About Dataset

Kaggle

Context

These files contain metadata for all 45,000 movies listed in the Full MovieLens Dataset. The dataset consists of movies released on or before July 2017. Data points include cast, crew, plot keywords, budget, revenue, posters, release dates, languages, production companies, countries, TMDB vote counts and vote averages.
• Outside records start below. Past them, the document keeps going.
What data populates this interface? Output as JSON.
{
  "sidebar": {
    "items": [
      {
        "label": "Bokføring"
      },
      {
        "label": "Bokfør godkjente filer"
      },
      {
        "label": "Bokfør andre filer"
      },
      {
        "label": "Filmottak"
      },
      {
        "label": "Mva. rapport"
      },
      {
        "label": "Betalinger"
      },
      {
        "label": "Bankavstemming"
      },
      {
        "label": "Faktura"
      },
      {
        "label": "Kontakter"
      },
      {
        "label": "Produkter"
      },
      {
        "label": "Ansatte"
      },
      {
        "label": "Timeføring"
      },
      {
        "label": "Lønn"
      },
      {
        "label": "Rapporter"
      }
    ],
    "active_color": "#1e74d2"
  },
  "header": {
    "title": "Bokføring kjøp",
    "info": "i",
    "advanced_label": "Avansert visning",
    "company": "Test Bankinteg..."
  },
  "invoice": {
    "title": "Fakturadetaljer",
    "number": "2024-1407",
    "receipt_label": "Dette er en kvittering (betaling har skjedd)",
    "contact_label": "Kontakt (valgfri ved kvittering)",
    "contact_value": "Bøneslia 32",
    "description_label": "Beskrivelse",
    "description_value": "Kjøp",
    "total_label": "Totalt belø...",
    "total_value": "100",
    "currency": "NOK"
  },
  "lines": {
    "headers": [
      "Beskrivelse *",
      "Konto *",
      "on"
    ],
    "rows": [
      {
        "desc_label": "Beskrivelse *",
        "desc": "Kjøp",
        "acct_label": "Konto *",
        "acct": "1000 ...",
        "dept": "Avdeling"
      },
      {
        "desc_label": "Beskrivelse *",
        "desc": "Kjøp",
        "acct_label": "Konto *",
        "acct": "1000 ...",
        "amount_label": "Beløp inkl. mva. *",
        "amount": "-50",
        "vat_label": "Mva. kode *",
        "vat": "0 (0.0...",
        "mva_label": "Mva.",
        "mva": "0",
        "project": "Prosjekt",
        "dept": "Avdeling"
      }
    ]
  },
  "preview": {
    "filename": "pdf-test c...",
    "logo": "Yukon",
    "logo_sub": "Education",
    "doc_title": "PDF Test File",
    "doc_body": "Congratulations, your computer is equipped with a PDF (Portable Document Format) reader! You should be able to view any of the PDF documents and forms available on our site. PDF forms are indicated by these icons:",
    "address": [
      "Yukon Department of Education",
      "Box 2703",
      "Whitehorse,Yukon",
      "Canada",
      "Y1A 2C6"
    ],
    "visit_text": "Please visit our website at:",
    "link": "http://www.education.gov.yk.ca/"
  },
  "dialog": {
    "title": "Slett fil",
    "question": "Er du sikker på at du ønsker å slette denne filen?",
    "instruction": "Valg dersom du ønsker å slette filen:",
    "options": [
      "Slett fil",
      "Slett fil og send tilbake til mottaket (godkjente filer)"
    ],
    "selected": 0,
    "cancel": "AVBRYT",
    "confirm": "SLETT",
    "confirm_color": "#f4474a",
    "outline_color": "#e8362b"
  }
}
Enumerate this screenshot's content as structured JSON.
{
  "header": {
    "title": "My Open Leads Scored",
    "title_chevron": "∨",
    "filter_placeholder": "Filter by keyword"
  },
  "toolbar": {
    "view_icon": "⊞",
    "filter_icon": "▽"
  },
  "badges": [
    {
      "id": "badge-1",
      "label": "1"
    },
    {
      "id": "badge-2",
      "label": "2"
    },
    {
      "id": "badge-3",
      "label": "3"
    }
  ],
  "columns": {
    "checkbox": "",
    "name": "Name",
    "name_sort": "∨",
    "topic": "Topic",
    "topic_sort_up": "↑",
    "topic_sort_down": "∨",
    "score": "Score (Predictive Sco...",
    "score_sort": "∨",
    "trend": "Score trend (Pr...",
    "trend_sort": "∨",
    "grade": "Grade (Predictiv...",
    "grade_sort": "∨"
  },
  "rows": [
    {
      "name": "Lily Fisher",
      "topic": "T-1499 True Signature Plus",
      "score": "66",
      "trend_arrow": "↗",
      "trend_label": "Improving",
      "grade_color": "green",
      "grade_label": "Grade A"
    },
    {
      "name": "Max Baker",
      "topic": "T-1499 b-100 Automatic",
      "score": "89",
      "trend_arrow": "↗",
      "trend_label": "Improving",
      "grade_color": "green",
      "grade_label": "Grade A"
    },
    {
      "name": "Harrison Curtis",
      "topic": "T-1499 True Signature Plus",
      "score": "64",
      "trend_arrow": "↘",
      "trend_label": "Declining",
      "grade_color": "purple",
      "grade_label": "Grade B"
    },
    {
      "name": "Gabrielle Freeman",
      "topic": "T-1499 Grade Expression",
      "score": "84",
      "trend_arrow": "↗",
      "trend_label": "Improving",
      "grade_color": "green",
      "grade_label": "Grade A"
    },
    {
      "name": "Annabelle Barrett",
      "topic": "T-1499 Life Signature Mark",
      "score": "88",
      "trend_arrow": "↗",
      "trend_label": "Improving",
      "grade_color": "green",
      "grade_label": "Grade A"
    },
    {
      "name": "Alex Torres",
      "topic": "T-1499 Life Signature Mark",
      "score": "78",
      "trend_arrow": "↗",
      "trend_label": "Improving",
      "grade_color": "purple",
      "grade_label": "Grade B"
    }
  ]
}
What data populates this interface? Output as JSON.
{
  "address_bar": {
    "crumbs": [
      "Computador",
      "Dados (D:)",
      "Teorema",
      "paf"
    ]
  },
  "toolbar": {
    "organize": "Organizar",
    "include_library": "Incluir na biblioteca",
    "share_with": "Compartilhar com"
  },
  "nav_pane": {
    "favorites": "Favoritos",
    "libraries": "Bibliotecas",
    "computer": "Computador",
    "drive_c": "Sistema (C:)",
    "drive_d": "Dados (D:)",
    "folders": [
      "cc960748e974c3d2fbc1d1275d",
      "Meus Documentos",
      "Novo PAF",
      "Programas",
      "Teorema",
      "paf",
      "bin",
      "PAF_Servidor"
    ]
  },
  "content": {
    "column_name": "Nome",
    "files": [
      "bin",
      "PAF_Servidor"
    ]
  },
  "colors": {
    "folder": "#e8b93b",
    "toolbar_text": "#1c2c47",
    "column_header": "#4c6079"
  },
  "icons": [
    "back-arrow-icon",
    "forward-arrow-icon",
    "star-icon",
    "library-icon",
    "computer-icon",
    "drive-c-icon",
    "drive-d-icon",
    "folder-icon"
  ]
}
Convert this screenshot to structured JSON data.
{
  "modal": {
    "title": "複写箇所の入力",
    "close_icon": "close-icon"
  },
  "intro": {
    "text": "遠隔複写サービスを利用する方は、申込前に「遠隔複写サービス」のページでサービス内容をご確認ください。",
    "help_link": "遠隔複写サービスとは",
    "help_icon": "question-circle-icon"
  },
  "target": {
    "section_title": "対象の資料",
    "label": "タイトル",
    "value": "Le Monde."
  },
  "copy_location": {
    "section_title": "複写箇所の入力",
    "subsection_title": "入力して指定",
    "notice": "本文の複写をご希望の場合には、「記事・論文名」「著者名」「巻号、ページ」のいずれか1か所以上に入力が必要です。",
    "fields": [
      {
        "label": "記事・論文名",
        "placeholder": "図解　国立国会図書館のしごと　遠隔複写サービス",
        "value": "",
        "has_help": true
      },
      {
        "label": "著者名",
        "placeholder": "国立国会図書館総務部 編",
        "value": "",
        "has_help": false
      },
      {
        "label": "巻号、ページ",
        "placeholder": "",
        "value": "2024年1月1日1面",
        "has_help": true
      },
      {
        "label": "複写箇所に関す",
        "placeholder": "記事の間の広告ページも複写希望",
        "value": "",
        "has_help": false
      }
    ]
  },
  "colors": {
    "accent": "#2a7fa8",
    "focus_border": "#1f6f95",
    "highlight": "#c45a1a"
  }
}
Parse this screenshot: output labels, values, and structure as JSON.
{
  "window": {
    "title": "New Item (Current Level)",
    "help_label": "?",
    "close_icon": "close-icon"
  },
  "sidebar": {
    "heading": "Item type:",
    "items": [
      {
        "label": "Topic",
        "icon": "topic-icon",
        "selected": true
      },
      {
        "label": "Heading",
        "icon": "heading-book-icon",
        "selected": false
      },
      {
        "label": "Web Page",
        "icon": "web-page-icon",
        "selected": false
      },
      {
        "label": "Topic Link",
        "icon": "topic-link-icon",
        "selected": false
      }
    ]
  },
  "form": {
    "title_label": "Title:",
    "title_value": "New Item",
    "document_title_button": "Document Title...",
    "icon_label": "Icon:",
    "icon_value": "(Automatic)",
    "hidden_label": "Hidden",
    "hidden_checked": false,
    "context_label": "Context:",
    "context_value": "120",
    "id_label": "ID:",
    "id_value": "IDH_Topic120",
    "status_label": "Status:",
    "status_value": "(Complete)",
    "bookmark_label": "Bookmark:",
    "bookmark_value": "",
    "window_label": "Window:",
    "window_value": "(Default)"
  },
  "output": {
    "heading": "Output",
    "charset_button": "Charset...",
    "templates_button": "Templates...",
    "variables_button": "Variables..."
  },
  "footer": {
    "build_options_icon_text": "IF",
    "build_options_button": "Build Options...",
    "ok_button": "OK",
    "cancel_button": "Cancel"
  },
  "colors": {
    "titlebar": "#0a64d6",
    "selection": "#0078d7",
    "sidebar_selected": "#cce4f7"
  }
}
This dataset also has files containing 26 million ratings from 270,000 users for all 45,000 movies. Ratings are on a scale of 1-5 and have been obtained from the official GroupLens website.

Content

This dataset consists of the following files:

  • movies_metadata.csv: The main Movies Metadata file. Contains information on 45,000 movies featured in the Full MovieLens dataset. Features include posters, backdrops, budget, revenue, release dates, languages, production countries and companies.
  • keywords.csv: Contains the movie plot keywords for our MovieLens movies. Available in the form of a stringified JSON Object.
  • credits.csv: Consists of Cast and Crew Information for all our movies. Available in the form of a stringified JSON Object.
  • links.csv: The file that contains the TMDB and IMDB IDs of all the movies featured in the Full MovieLens dataset.
  • links_small.csv: Contains the TMDB and IMDB IDs of a small subset of 9,000 movies of the Full Dataset.
  • ratings_small.csv: The subset of 100,000 ratings from 700 users on 9,000 movies.

The Full MovieLens Dataset consisting of 26 million ratings and 750,000 tag applications from 270,000 users on all the 45,000 movies in this dataset can be accessed here

Acknowledgements

This dataset is an ensemble of data collected from TMDB and GroupLens. The Movie Details, Credits and Keywords have been collected from the TMDB Open API. This product uses the TMDb API but is not endorsed or certified by TMDb. Their API also provides access to data on many additional movies, actors and actresses, crew members, and TV shows. You can try it for yourself here.

The Movie Links and Ratings have been obtained from the Official GroupLens website. The files are a part of the dataset available here

Inspiration

This dataset was assembled as part of my second Capstone Project for Springboard's Data Science Career Track. I wanted to perform an extensive EDA on Movie Data to narrate the history and the story of Cinema and use this metadata in combination with MovieLens ratings to build various types of Recommender Systems.

Both my notebooks are available as kernels with this dataset: The Story of Film and Movie Recommender Systems

Some of the things you can do with this dataset: Predicting movie revenue and/or movie success based on a certain metric. What movies tend to get higher vote counts and vote averages on TMDB? Building Content Based and Collaborative Filtering Based Recommendation Engines.

Evaluation

The job is to predict the international box office revenue for each movie. For each id in the test set, you must predict the value of the revenue variable. 

Submissions are evaluated on Root-Mean-Squared-Logarithmic-Error (RMSLE) between the predicted value and the actual revenue. Logs are taken to not overweight blockbuster revenue movies.